July 3, 2017, Saint-Ismier (France.)

It is a summer of wide traveling, and I revel in my good fortune, and dwell in my silent wounds, that stubborn gift.
The landscape changes. The thoughts come and go, incessant, and the joy is there too. I am in the country I grew up in, France, visiting my aging mother, and I feel like a stranger, and the thoughts follow me, with the wild breath of the horizon on their tail.
The boys like the food here, and it is good, and we revel in it, and laugh. The bread, hard crust, the infinity of cheeses, raw milk at its best, the yoghurt aisles that stretch on and on, that sort of hard salami that you can only find here and that my mother sent me once in a package only to have it confiscated at customs and a stern note slipped in admonishing me that it is illegal to ship meat and I will be prosecuted (but I didn’t do anything! I protested silently, while also silently bemoaning the waste of such good food.)

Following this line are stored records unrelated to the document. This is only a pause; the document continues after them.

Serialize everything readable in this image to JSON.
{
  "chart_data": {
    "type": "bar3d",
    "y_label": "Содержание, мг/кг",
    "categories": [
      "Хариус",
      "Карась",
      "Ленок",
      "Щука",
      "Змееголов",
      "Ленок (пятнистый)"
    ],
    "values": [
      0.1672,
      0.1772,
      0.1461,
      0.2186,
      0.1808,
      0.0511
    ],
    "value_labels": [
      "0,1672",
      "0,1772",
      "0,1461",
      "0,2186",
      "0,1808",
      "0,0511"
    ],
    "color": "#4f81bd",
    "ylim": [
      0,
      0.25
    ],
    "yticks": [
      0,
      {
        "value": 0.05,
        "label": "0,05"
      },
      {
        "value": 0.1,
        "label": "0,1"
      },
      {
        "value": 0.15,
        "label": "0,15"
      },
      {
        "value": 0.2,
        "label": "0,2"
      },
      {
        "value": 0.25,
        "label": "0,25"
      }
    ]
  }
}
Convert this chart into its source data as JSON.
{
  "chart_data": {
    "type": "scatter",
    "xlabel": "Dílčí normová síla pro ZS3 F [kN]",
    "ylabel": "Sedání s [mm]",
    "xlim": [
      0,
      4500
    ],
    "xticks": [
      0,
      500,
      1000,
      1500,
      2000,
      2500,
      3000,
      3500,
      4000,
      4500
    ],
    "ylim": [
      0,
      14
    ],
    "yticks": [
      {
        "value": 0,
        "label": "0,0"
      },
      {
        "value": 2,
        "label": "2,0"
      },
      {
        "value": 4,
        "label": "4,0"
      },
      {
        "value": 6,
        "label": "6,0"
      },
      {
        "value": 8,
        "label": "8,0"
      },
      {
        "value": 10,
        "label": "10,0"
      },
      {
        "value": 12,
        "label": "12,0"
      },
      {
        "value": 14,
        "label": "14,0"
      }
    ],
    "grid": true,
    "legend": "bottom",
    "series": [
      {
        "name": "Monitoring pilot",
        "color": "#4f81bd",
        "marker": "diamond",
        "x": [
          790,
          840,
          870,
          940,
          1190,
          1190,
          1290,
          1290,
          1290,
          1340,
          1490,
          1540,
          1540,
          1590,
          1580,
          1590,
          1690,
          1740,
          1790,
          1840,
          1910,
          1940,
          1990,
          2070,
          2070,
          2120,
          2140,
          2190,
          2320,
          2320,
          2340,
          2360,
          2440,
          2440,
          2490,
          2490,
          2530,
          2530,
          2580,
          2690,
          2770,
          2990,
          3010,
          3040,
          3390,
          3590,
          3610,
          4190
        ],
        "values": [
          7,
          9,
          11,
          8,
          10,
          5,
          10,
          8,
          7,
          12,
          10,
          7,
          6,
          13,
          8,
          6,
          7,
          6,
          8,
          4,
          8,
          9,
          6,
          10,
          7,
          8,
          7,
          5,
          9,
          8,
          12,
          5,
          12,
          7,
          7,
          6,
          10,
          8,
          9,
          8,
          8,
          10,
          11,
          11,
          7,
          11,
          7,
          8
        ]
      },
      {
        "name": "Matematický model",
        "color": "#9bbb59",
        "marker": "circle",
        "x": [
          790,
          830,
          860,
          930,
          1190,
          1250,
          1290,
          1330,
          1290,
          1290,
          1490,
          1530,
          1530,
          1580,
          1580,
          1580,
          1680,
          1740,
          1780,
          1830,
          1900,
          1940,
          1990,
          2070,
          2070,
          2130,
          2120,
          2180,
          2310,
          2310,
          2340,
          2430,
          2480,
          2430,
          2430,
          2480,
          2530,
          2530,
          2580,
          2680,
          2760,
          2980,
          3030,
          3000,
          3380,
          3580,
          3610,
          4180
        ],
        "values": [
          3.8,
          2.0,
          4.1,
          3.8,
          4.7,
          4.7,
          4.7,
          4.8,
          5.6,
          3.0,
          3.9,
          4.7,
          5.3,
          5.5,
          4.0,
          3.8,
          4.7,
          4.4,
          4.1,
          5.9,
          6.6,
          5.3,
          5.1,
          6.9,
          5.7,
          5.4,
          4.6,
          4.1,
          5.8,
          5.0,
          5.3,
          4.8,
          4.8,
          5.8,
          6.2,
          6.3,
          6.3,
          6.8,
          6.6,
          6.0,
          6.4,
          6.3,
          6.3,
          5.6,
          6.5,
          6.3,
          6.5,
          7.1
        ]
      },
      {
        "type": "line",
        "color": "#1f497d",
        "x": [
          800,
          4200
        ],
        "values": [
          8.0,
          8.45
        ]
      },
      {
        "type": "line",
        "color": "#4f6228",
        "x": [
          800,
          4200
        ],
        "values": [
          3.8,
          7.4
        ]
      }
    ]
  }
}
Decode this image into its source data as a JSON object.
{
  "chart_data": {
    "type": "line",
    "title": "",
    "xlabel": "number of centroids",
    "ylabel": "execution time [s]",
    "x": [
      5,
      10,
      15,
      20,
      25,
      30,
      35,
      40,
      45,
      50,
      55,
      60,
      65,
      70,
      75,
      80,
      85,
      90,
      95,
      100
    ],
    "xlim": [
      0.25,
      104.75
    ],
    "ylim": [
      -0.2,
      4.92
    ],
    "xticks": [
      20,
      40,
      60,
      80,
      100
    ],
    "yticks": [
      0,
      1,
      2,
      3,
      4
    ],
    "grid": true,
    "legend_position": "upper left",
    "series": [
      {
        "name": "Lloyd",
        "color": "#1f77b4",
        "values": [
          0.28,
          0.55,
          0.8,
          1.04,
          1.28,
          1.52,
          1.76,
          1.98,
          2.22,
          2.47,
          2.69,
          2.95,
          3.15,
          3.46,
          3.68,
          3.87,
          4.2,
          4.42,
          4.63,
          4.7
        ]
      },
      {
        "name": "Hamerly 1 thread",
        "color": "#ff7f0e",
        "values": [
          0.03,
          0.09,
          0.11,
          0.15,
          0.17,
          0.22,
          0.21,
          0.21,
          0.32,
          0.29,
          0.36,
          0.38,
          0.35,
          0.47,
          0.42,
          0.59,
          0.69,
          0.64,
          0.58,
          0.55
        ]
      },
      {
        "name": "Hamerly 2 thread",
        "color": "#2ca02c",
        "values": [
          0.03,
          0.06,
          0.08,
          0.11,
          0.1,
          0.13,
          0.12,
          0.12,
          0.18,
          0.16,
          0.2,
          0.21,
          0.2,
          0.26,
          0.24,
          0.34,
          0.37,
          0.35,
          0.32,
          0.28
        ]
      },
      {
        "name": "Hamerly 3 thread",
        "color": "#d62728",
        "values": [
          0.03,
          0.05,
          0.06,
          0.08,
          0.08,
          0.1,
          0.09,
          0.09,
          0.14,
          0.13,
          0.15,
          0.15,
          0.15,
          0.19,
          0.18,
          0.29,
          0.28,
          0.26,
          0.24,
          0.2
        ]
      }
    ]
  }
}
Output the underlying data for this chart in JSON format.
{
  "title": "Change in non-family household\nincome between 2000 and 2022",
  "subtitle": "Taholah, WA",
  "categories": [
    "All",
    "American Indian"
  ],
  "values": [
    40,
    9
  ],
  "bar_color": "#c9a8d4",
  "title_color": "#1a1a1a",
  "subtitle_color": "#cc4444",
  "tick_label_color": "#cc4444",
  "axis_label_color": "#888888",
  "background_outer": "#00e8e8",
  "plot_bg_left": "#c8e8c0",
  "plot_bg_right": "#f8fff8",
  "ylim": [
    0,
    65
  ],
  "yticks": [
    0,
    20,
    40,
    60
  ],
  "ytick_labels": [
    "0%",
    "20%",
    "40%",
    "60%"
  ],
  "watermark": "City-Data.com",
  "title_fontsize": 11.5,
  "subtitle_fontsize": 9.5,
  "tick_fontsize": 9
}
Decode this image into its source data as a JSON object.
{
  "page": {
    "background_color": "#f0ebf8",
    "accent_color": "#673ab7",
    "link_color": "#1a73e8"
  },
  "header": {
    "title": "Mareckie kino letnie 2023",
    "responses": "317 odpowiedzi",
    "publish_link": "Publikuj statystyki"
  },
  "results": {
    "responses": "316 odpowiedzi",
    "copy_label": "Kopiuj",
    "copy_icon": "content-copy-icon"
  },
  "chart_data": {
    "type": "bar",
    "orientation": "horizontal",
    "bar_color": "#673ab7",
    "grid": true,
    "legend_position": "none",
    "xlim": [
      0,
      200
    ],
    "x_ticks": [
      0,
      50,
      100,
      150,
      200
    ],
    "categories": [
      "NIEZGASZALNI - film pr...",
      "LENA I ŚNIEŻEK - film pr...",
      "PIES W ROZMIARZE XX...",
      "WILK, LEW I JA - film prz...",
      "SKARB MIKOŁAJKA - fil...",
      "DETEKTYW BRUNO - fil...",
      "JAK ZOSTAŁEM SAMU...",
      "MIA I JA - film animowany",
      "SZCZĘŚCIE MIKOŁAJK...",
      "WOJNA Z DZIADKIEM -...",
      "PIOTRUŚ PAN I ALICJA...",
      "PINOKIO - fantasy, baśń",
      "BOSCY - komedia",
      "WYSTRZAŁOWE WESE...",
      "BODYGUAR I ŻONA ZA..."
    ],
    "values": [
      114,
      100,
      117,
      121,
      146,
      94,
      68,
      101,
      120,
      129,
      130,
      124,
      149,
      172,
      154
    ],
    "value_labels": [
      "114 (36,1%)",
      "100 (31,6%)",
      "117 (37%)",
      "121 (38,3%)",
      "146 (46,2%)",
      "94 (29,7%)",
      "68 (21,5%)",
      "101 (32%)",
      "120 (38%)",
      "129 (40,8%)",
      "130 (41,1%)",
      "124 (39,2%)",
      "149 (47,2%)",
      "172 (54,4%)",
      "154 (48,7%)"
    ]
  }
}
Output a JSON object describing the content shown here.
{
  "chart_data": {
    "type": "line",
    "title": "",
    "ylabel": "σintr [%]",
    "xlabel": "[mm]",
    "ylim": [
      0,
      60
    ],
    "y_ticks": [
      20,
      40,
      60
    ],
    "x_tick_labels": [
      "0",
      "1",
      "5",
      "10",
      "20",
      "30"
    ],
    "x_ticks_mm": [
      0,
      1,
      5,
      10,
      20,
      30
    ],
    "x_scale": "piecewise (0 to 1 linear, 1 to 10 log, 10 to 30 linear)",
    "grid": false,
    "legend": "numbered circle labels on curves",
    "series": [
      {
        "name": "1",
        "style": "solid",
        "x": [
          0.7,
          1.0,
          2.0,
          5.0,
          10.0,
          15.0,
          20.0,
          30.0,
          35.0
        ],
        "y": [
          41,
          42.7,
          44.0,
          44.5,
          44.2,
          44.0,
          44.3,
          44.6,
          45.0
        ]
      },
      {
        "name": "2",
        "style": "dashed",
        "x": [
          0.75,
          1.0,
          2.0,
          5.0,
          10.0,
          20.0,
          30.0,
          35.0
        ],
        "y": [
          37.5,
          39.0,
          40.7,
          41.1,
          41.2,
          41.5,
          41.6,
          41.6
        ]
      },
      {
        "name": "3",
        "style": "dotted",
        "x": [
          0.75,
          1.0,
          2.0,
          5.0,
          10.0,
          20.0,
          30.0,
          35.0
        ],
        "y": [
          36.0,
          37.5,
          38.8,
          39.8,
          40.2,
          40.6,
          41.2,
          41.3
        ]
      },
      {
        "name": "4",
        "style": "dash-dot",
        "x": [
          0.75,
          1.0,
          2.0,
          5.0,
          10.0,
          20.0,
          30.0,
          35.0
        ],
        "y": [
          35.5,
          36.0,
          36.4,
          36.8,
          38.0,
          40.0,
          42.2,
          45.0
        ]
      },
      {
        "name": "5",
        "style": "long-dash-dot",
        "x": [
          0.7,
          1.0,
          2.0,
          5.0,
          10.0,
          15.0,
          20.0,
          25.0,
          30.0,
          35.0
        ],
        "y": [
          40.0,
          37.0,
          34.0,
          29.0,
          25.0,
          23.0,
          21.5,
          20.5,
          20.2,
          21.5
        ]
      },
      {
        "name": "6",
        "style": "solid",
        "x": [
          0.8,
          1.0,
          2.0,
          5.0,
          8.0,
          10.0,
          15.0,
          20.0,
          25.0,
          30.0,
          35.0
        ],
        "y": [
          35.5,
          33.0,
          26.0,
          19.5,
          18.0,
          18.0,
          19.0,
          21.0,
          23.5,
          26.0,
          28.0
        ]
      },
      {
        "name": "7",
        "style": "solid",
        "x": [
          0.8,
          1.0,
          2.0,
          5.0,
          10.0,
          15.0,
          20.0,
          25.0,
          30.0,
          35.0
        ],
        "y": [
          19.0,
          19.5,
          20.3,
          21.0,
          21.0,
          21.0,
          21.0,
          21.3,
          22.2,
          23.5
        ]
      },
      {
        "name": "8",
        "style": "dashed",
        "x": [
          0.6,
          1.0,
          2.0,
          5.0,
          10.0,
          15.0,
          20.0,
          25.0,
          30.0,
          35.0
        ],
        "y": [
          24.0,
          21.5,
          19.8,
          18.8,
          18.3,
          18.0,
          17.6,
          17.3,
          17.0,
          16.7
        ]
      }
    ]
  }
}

I find the voices judging, they open old thoughts. It is all in my head.
The sights are wonders, majestic mountains here, the multifaceted beauty of Paris - but for its trail of memories, even the careful arrangement of macaroons in the window of a bakery. The art of eating for the sake of its pleasure has to please the eyes too. It is all an elegant feast.
I feel like a stranger, in my longing for the clamors of the New World plundered. My thoughts yank me there, the wounds whispering.